The below list represents only planned manuscripts. Some of these manuscripts have not been received by the Editorial Office yet. Papers submitted to MDPI journals are subject to peer-review.

Title: Applicability of common algorithms in species-area relationship model fitting

Abstract: The species-area relationship (SAR) describes a law of species richness changes as the sampling area varies, which is of great significance in the fields of biogeography, population ecology and conservation biology, and has been studied for more than 100 years.

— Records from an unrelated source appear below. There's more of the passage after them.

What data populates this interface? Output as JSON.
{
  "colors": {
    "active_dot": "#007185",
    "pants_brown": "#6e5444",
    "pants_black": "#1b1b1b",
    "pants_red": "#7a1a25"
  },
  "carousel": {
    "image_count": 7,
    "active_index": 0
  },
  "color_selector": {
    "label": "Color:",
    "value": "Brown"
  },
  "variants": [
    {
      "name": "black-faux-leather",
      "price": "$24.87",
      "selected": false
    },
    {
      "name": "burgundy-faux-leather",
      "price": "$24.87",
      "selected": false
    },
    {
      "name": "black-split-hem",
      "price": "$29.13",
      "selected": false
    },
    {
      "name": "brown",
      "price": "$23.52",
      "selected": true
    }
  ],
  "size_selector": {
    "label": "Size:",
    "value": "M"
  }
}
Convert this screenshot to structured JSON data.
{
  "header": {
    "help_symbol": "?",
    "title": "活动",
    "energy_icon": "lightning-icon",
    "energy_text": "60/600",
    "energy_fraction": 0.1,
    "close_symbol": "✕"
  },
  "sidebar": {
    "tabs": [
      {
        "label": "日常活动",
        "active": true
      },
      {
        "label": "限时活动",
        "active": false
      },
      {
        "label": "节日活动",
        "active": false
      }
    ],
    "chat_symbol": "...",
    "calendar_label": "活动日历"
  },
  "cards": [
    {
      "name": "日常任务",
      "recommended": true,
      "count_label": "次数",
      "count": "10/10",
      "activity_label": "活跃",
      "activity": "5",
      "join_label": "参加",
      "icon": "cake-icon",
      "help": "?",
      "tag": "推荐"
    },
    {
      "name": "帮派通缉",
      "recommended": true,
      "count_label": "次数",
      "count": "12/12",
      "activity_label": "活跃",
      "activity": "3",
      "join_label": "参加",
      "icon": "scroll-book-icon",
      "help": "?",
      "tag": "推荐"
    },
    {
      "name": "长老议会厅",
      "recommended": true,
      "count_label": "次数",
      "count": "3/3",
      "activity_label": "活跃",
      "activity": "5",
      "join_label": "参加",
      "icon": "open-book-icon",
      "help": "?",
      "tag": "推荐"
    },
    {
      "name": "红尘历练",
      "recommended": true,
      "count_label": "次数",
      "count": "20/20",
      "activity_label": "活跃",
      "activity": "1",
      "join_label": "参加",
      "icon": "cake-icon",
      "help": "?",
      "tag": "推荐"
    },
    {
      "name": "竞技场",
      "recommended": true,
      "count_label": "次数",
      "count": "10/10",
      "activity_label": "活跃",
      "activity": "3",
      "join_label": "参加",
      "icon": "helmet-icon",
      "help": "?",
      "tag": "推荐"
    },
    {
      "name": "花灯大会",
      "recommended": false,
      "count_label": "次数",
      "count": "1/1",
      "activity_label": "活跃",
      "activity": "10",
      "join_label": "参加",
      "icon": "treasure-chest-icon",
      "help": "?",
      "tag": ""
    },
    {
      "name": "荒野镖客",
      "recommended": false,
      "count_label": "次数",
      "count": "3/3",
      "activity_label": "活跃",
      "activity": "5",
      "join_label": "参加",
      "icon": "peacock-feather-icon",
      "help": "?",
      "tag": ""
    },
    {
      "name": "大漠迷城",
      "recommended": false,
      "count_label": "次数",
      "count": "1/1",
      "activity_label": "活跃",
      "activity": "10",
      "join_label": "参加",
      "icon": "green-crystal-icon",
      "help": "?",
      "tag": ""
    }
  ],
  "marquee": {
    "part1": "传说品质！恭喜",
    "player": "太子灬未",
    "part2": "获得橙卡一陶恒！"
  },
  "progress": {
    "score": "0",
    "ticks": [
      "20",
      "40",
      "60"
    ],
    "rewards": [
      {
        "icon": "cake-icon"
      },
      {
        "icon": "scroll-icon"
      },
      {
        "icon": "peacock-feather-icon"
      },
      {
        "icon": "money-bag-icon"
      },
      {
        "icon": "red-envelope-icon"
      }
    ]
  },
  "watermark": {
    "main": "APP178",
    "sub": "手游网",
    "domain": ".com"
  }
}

Accordingly, there are many algorithms available for fitting the SARs, but their applicability is not numerically evaluated yet. Here, we choose three typical and widely used algorithms, and discuss their applicability from three aspects: the number of iterations, the time consumption, and the sensitivity to the initial-parameter setting. Our results showed that, the Gauss-Newton method and the Levenberg-Marquardt method require relatively few iteration steps but consume more time, the Nelder-Mead method requires relatively more iteration steps but consumes the least time. Regarding the sensitivity of the algorithm to the initial parameters, the Gauss-Newton method and the Nelder-Mead method are more sensitive to the choice of initial parameters, while Levenberg-Marquardt method is relatively insensitive to the choice of initial parameters. Considering that the Gauss-Newton method and the Levenberg-Marquardt method can only fit the smooth SAR models, we argued conclusively that the Levenberg-Marquardt is the best choice to fit the smooth SARs, while the Nelder-Mead method is the best choice to fit the non-smooth SARs.